Run .\Org.Apache.REEF.IMRU.Examples.exe with first parameter set to true.

Command line parameters

Command line parameters are parsed based on their position in the list of parameters, so if you need to pass a non-default value for a parameter, you have to pass explicit values for all preceding parameters.

  1. run on YARN (default false): if true, run the test on YARN, otherwise run the test on local runtime.
  2. number of nodes (default 2): number of nodes on which IMRU job will run. This number includes the master node, i.e. the number of mappers will be one less than the value you pass.
  3. start port (default 8900): the start of port range.
  4. port range (default 1000): the number of ports in port range. Many clusters have firewall configurations which only allow processes to open ports in specific ranges. These are specified here as a start and the length of the port range. REEF will pick a random available port from that range for its communications.
  5. test name (default MapperCount): the name of the test to run. Can take one of the three values (case-insensitive):
  • MapperCount (simple job which counts the number of mappers it started),
  • BroadcastAndReduce (performs broadcast and reduce on a dataset) or
  • BroadcastAndReduceFT (same with fault tolerance).

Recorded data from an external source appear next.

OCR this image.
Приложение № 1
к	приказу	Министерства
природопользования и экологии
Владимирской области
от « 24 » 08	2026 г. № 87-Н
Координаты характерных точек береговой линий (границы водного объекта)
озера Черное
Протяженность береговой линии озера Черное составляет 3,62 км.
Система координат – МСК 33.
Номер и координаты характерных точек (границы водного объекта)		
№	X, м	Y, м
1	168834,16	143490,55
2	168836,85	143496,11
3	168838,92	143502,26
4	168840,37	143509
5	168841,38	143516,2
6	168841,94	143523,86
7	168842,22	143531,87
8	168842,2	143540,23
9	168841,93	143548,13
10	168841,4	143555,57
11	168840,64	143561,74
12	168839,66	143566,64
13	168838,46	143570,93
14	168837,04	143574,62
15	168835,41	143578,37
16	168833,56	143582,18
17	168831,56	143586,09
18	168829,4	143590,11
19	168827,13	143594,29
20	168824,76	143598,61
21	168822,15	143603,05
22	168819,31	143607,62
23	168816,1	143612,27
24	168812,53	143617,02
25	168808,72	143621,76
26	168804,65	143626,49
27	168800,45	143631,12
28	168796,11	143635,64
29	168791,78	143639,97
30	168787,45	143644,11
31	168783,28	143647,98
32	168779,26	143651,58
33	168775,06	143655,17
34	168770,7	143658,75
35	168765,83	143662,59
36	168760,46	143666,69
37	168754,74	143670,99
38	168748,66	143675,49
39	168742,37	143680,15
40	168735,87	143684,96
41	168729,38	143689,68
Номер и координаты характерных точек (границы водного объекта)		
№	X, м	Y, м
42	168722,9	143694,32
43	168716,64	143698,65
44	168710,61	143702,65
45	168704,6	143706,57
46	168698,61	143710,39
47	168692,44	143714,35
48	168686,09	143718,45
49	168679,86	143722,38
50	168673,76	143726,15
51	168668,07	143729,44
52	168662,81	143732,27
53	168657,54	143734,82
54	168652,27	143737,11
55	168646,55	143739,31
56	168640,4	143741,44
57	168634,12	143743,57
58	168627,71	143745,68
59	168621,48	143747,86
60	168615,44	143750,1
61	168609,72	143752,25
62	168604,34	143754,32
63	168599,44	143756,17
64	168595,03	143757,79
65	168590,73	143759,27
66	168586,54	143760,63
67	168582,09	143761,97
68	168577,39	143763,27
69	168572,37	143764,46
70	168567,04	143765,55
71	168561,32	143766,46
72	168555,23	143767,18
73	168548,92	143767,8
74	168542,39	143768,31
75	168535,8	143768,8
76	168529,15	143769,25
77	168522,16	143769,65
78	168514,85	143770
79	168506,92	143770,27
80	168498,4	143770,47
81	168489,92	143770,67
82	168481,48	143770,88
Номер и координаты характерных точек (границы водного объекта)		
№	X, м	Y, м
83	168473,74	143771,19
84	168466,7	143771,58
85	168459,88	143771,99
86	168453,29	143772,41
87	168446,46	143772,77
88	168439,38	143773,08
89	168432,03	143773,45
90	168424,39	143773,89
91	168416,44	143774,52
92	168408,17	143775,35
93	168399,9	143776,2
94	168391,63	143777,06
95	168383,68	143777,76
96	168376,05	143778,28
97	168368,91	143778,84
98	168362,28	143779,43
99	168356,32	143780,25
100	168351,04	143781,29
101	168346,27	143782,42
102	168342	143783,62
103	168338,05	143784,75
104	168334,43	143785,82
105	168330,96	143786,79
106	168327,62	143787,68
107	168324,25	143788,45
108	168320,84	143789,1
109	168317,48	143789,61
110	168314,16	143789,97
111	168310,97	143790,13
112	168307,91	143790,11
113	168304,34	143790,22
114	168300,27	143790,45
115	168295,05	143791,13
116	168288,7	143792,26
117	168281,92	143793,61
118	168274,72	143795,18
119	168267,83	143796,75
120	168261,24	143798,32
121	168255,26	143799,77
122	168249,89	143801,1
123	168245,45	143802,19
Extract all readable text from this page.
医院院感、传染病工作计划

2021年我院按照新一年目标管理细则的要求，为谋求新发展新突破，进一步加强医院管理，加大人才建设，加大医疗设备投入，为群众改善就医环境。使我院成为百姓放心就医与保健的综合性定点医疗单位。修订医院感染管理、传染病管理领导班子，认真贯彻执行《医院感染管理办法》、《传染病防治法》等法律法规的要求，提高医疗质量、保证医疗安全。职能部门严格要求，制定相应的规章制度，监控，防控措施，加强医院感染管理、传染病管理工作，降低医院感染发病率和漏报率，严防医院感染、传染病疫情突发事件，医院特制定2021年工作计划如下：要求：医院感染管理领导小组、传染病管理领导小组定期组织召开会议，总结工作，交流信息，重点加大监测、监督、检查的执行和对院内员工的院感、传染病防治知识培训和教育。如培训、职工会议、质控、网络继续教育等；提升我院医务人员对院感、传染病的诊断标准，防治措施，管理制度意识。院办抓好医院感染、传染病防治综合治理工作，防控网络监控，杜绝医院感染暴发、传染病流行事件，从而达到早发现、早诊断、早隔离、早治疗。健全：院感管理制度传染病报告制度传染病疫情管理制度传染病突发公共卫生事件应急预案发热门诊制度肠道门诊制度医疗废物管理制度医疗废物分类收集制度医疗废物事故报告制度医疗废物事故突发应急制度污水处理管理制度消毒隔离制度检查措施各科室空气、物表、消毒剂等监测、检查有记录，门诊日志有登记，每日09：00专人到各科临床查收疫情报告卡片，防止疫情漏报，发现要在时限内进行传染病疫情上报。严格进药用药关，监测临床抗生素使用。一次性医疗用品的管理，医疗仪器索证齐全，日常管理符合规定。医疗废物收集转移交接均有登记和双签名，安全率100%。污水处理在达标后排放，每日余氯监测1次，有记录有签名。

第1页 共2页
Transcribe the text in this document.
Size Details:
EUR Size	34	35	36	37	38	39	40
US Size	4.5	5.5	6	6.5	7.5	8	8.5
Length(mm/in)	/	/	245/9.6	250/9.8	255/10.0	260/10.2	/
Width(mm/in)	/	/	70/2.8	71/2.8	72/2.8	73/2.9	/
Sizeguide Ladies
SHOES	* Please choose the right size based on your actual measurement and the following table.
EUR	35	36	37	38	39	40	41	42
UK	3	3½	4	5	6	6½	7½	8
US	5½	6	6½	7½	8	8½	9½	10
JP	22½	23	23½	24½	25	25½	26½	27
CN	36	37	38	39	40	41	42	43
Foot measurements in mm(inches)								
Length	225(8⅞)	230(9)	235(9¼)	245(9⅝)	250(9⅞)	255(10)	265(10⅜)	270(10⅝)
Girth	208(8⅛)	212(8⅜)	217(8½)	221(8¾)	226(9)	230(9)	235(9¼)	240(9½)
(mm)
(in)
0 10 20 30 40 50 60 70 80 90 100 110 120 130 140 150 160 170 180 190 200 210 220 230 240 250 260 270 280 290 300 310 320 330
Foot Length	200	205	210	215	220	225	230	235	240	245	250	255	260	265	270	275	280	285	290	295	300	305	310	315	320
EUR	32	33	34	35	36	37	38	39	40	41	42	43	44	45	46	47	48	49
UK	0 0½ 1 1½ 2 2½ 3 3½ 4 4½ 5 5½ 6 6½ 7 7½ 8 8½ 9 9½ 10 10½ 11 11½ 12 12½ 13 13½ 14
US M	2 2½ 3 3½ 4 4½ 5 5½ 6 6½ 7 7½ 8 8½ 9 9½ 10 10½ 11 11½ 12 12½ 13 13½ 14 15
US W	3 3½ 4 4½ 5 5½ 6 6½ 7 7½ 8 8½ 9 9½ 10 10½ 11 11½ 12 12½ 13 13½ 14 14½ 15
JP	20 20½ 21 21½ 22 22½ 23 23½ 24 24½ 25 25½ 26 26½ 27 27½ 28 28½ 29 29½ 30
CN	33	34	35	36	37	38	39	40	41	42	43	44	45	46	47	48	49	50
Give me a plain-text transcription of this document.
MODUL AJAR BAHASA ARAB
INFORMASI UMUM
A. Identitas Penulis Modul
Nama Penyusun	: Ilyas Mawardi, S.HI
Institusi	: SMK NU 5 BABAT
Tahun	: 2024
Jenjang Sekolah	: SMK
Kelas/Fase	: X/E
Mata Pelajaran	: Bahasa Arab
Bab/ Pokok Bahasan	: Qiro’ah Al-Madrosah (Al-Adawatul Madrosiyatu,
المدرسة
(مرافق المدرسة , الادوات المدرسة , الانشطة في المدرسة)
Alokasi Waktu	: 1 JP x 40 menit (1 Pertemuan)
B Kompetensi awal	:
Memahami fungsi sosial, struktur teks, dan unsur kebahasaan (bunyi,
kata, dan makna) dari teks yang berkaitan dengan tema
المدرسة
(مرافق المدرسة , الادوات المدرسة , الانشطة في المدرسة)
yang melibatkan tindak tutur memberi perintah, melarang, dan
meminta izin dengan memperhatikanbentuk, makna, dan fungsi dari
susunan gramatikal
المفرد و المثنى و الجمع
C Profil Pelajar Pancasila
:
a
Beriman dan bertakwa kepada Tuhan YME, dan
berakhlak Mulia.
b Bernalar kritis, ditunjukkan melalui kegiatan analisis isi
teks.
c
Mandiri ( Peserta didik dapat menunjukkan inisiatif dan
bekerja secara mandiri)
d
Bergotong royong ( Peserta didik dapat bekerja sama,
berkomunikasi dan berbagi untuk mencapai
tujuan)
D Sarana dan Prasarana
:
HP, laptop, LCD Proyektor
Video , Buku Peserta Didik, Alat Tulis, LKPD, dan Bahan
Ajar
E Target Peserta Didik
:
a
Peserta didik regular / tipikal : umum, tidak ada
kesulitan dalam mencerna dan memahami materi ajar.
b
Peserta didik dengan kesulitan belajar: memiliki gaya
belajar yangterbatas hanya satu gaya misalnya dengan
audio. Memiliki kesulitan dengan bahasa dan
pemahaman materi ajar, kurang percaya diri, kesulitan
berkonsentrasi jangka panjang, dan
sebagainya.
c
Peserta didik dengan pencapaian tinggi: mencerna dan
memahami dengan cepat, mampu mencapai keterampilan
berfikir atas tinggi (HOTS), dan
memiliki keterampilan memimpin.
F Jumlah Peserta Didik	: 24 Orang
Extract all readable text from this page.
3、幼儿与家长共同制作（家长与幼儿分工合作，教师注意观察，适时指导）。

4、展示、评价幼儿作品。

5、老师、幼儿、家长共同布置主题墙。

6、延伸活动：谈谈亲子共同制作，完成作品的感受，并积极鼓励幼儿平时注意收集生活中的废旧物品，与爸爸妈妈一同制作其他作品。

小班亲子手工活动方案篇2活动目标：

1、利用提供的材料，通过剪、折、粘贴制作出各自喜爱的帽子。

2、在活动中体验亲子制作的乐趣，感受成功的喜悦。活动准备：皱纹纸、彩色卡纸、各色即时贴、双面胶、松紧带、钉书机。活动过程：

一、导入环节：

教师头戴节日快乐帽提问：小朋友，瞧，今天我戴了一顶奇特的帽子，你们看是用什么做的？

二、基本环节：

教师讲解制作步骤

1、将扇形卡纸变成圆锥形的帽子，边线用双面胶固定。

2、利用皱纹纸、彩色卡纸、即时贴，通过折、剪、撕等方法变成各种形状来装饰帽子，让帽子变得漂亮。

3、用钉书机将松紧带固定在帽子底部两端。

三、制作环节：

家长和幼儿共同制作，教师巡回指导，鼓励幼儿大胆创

MapperCount job has one extra parameter: the name of the remote file to write output to (default value is empty, so the result is written only to local file).

BroadcastAndReduce job performs a basic IMRU job. Update sends the current iteration count as a n-dimensional array of integers. Map checks that the its input is correct and merely returns it. Reduce sums up the arrays. Both plain and fault-tolerant version of BroadcastAndReduce accept the following parameters:

  1. dimensions (default: 10): The number of dimensions in the int[] array being bounced back and forth between Mapper and Updater.
  2. chunkSize (default: 2): The number of dimensions to be processed at once in the Reducers. Note: IMRU performs pipelining. This parameter allows you to play with the effects of that.
  3. mapperMemory (default: 512): Amount of memory to be allocated for each map task, in MB.
  4. updateTaskMemory (default: 512): Amount of memory to be allocated to the update task, in MB.
  5. iterations (default: 100): The number of iterations this example should run for. Set to 1 to measure the overhead of starting the job.

BroadcastAndReduceFT job runs the same workload as BroadcastAndReduce, but with some of the nodes forced to fail. This job is used to test fault-tolerance of IMRU scenario. It accepts two extra parameters:

  1. maxRetryNumberInRecovery (default 10): The number of times IMRU job will try to recover from failures of some of the mappers.
  2. totalNumberOfForcedFailures (default 2): The number of retries in which forced mapper failures will be introduced. For jobs running on local runtime, this is the main source of failures. For jobs running on YARN, environment will typically provide sufficient number of natural failures to not need artificial ones.